The notes payable were repaid by the Company on July 14, 2006. SPE held payments from hotel customers in several restricted bank accounts for payment to the finance company and to the Company. The funds were released on July 18, 2006.
Liquidity and Capital Resources
At December 31, 2007, we had $2,353,972 of cash and working capital of $2,416,398, as compared to $1,480,720 of cash and working capital of $1,599,398 at December 31, 2006. In addition, our stockholders' equity was $3,029,941 at December 31, 2007 as compared to $2,664,563 at December 31, 2006, an increase of $365,378. The increase in cash, working capital and stockholders' equity reflects the continued decrease in cash used in our operations and reduction in fixed overhead expenses.
Our accumulated deficit decreased to $31,082,627 at December 31, 2007 as compared to $31,484,848 at December 31, 2006. The decrease in accumulated deficit is a direct result of our net income of $402,221 in the year ended December 31, 2007.

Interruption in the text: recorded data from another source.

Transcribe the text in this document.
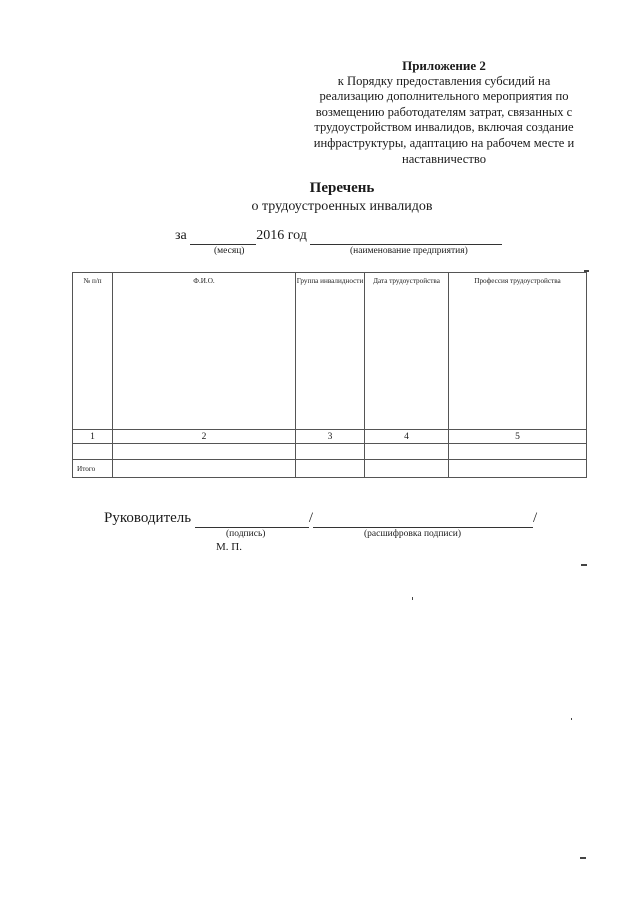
Приложение 2
к Порядку предоставления субсидий на
реализацию дополнительного мероприятия по
возмещению работодателям затрат, связанных с
трудоустройством инвалидов, включая создание
инфраструктуры, адаптацию на рабочем месте и
наставничество
Перечень
о трудоустроенных инвалидов
за	2016 год
(месяц)	(наименование предприятия)
№ п/п	Ф.И.О.	Группа инвалидности	Дата трудоустройства	Профессия трудоустройства
1	2	3	4	5

Итого				
Руководитель	/	/
(подпись)	(расшифровка подписи)
М. П.
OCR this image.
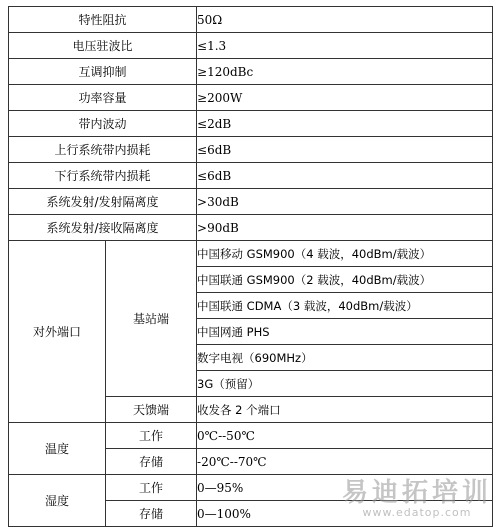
特性阻抗		50Ω
电压驻波比		≤1.3
互调抑制		≥120dBc
功率容量		≥200W
带内波动		≤2dB
上行系统带内损耗		≤6dB
下行系统带内损耗		≤6dB
系统发射/发射隔离度		>30dB
系统发射/接收隔离度		>90dB
对外端口	基站端	中国移动 GSM900（4 载波，40dBm/载波）
		中国联通 GSM900（2 载波，40dBm/载波）
		中国联通 CDMA（3 载波，40dBm/载波）
		中国网通 PHS
		数字电视（690MHz）
		3G（预留）
	天馈端	收发各 2 个端口
温度	工作	0℃--50℃
	存储	-20℃--70℃
湿度	工作	0—95%
	存储	0—100%
易迪拓培训
www.edatop.com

Net cash provided by operating activities for the year ended December 31, 2007 was $765,270, as compared to $683,126 of net cash provided by operating activities during the year ended December 31, 2006. The $82,144 increase in net cash provided by operating activities resulted primarily from the increase in net income in 2007.
Net cash provided by investing activities for the year ended December 31, 2007 was $107,982, as compared to net cash provided during the year ended December 31, 2006 of $190,329. The change resulted primarily from the proceeds of a note receivable which was received in 2006.
Net cash used in financing activities for the year ended December 31, 2007 was $0, as compared to $709,250 during the year ended December 31, 2006. The cash used in financing activities resulted from the payoff of the long-term debt relating to AMRESCO in 2006.
On October 1, 2003, the Company issued AMRESCO a warrant to purchase 400,000 shares of common stock, exercisable at $0.10 per share through October 1, 2008. If at anytime after December 31, 2007, the warrant has an intrinsic value greater than $300,000 based upon the then current trading price of the Company's common stock, then AMRESCO will have the right to "put" the warrant back to the Company in exchange for $200,000 payable in 12 equal consecutive monthly installments with the first payment to be made on the last day of the month in which the "put" occurs. Accordingly, the Company may be obligated to pay AMERSCO $200,000.
Off Balance Sheet Arrangements
We have no off-balance sheet arrangements.
We currently believe that our cash on hand will provide sufficient capital resources and liquidity to fund our expected operating expenditures for the next twelve months.